In the days since the sequestration order, the administration has backed off from previous statements on the extent of hardship that will result from the cutbacks. The president and Democratic leaders have already reached a deal with the Republicans to keep the sequester in place at least until the end of the current fiscal year on September 30.

Having unleashed this assault on the population, Obama and the Democrats are turning to other issues—immigration “reform,” gun control, the war in Syria and preparations for war against Iran, the attack on Medicare and Social Security—while barely bothering to conceal their indifference to the plight of workers and poor people.

As former White House deputy chief of staff Nancy-Ann DeParle told the Wall Street Journal, “He [Obama] can’t let himself be held hostage to the sequester. Most people don’t even understand it.”
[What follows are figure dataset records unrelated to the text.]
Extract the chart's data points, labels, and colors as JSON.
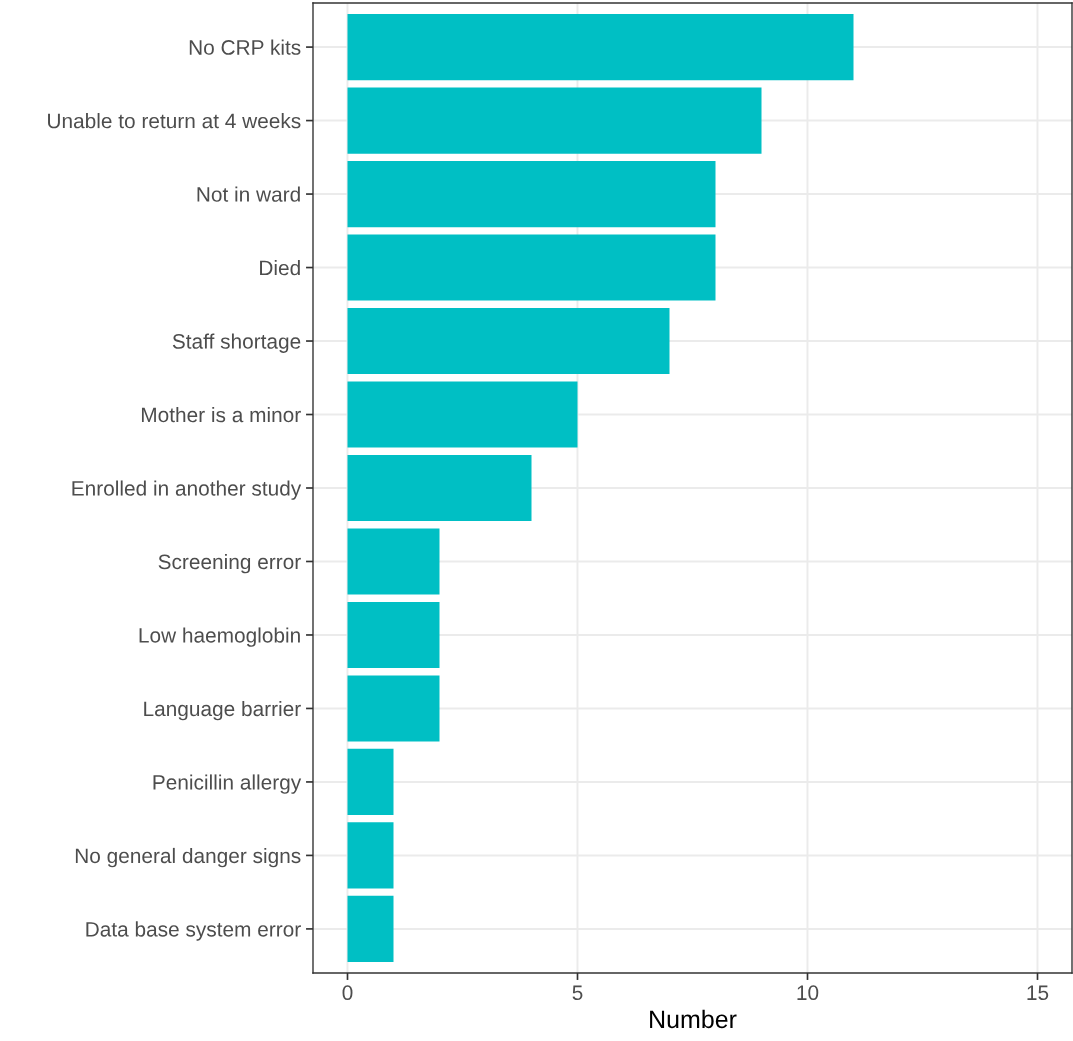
{
  "chart_data": {
    "type": "bar",
    "orientation": "horizontal",
    "xlabel": "Number",
    "categories": [
      "No CRP kits",
      "Unable to return at 4 weeks",
      "Not in ward",
      "Died",
      "Staff shortage",
      "Mother is a minor",
      "Enrolled in another study",
      "Screening error",
      "Low haemoglobin",
      "Language barrier",
      "Penicillin allergy",
      "No general danger signs",
      "Data base system error"
    ],
    "values": [
      11,
      9,
      8,
      8,
      7,
      5,
      4,
      2,
      2,
      2,
      1,
      1,
      1
    ],
    "color": "#00bfc4",
    "xlim": [
      -0.75,
      15.75
    ],
    "xticks": [
      0,
      5,
      10,
      15
    ],
    "grid": true
  }
}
Many soon will. US states, which receive about one-third of their revenue from the federal government, stand to lose about $6 billion in federal money for K-12 education, Head Start and other programs.

Non-profits and other social organizations are preparing for worst-case scenarios in which they will see 5 to 8 percent cuts to programs servicing workers and the poor. More than 600,000 women, infants and children will be turned away from the WIC nutrition program by the end of the fiscal year.

The Department of Housing and Urban Development estimates that as a result of the sequester, 125,000 individuals and families are at risk of becoming homeless and the agency may be forced to remove an additional 100,000 formerly homeless people from shelters.

The 3.8 million long-term unemployed, whose ranks will grow under the impact of the cutbacks, will see their weekly benefits of $292 cut by about $32 as early as this month.